Comment by feoren
2 months ago
That's not how O(f(n)) notation works. You can't just plug in an n to O(f(n)) / O(g(n)) and claim a specific performance improvement. You have to actually know all the factors that are stripped off by big-O to do that, and you never really do. For instance, you're ignoring the cost to transform between domains.
> I know real world computation doesn't answer to the simple scaling equations ... but
No, no "but". This defeats the entire claim, and you can't just "but" it back.
Also, you appear to have used base-10 log for Log(3). It's almost certain that base-2 is more appropriate, leading to a factor of 1.8x, not 6x. But of course Log_1000(n) and Log_2(n) have the same Big-O, which is why the base is left off, so you really just cannot say anything specific at all. O(n^2) might be faster than O(n*log(n)) up to n = Graham's number.

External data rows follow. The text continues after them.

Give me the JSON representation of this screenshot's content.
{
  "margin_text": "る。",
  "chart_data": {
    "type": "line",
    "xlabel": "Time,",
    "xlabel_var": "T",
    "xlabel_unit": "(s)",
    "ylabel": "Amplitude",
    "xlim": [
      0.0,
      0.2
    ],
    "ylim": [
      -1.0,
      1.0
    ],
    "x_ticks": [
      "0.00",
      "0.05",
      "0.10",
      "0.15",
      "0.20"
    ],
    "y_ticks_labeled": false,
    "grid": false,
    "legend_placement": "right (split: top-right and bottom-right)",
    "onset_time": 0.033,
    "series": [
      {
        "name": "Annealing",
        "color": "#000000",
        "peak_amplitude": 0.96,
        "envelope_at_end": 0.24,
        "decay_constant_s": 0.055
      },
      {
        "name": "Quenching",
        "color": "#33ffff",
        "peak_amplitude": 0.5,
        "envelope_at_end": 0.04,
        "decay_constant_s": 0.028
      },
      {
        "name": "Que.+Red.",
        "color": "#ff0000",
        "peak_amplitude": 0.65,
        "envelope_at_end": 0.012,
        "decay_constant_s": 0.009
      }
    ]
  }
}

>This defeats the entire claim, and you can't just "but" it back.
You may have missed what the "but" is doing- it's agreeing with you. My entire claim is defeated, and it uses the same reasoning that that the parent used to make their claim. I'm not attempting to show that there is an improvement, only that the lack of improvement has not been demonstrated by listing two Big-Os and setting n.
But yes, the log base 10 is my bad.